By the time he makes it to the basement he wishes someone would shoot at him already. He brought the needler tonight, he still has most of a clip because one of the first pieces of advice he was given was to find a less unique weapon. If he's caught tonight before he completes his task he wants the best available firepower, and if he is successful he will have done his duty and will no longer care. He has the gun held at the ready, he still thinks that it is far too light for something so deadly.
The basement door is closed and locked, but so riddled with bullet holes as to make it passable regardless. He makes his way cautiously down a flight of rickety wooden stairs, his heart beating so loudly that he worries that if he does run into anyone he won't hear them until its too late.
The basement is a charnel house. There was some concerted resistance here, and there are the bodies of several enforcers and one man in a silver trimmed Company uniform, indicating that he was at least a middle manager, mixed in with the bodies of five proles. The Daybreak! set up was similarly gutted, half the terminals at least had bullet holes in them and wires were scattered like so many dead snakes, slaughtered upon emerging for the first time from their winter huddles.
He caught a glimpse of his reflection in a bit of broken glass. It was laughing at him. He shot it, and got to work.
He worked with the fevered energy of someone left with only maddest of hopes, digging through the computers, salvaging a cable here, a monitor there, that tower and one router. He plugged them together, praying all the while that he would get it right. He dragged the middle manager over to his answer to Frankenstein's monster and logged on using his fingerprints and a sample of his DNA.
It took him into the early morning to type up the book, and so involved was he in preparing it for posting that he did not here the sounds of feet on the stairs. The cocking of a hammer, the racking of a slide, these sounds too were subsumed by his frantic keyboard work.
When the cold end of the guns barrel pressed against the back of his head he didn't turn around.
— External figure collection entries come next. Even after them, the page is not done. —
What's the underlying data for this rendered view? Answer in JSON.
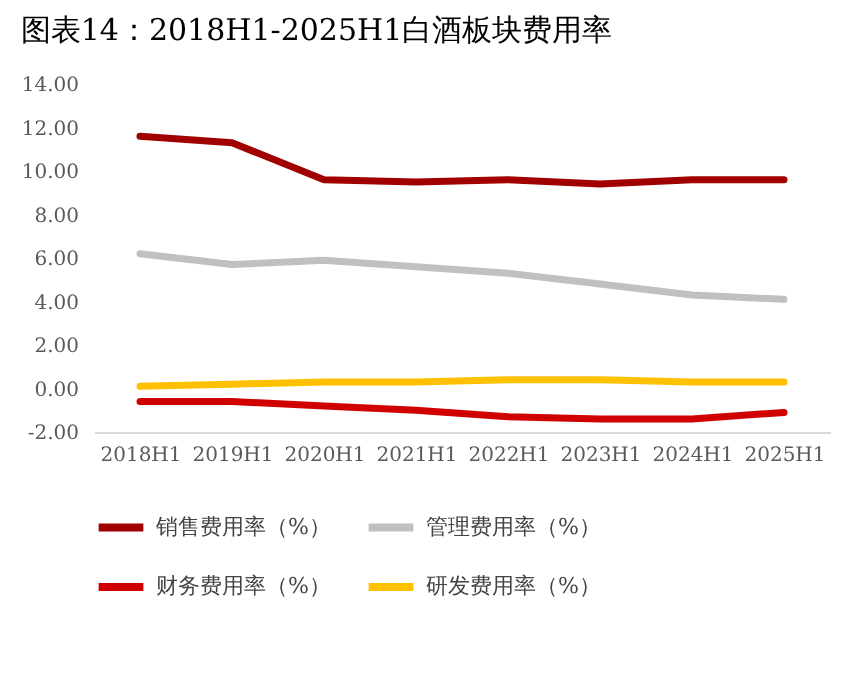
{
  "chart_data": {
    "type": "line",
    "title": "图表14：2018H1-2025H1白酒板块费用率",
    "categories": [
      "2018H1",
      "2019H1",
      "2020H1",
      "2021H1",
      "2022H1",
      "2023H1",
      "2024H1",
      "2025H1"
    ],
    "series": [
      {
        "name": "销售费用率（%）",
        "color": "#a00000",
        "values": [
          11.6,
          11.3,
          9.6,
          9.5,
          9.6,
          9.4,
          9.6,
          9.6
        ]
      },
      {
        "name": "管理费用率（%）",
        "color": "#c0c0c0",
        "values": [
          6.2,
          5.7,
          5.9,
          5.6,
          5.3,
          4.8,
          4.3,
          4.1
        ]
      },
      {
        "name": "财务费用率（%）",
        "color": "#d00000",
        "values": [
          -0.6,
          -0.6,
          -0.8,
          -1.0,
          -1.3,
          -1.4,
          -1.4,
          -1.1
        ]
      },
      {
        "name": "研发费用率（%）",
        "color": "#ffc000",
        "values": [
          0.1,
          0.2,
          0.3,
          0.3,
          0.4,
          0.4,
          0.3,
          0.3
        ]
      }
    ],
    "ylim": [
      -2,
      14
    ],
    "yticks": [
      {
        "value": -2,
        "label": "-2.00"
      },
      {
        "value": 0,
        "label": "0.00"
      },
      {
        "value": 2,
        "label": "2.00"
      },
      {
        "value": 4,
        "label": "4.00"
      },
      {
        "value": 6,
        "label": "6.00"
      },
      {
        "value": 8,
        "label": "8.00"
      },
      {
        "value": 10,
        "label": "10.00"
      },
      {
        "value": 12,
        "label": "12.00"
      },
      {
        "value": 14,
        "label": "14.00"
      }
    ],
    "grid": false,
    "legend": "bottom",
    "marker": "none",
    "line_style": "solid"
  }
}
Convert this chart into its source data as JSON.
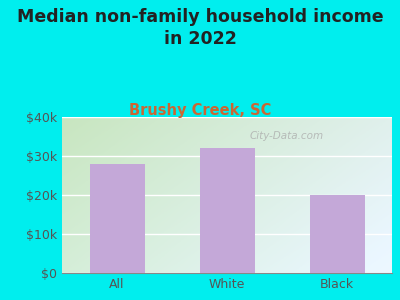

Instead he muttered something under his breath.
“What was that?” the smooth alto voice was even colder than when he heard it last and undercut by a metallic quality.
“I said, about time you tracked me down.” he didn't move his head or his body, but he very slowly began to execute a series of keyboard shortcuts, timing it carefully he began to speak again, “It's just a shame, really, that you couldn't have held off just a little longer.”
“Oh yes, I'm sure you would have liked the chance to get your libel on Our network.”
“No, it's just that I had promised some friends of mine that they should one day get to meet you.”
“Is that supposed to be some sort of threat? It's all over for you.”
“Hardly, as a matter of fact,” he executed one last key stroke, “It has just begun.”
The report of the gun echoed around the small cement walled room, and where his head had been there was only a window. A window onto mirrors.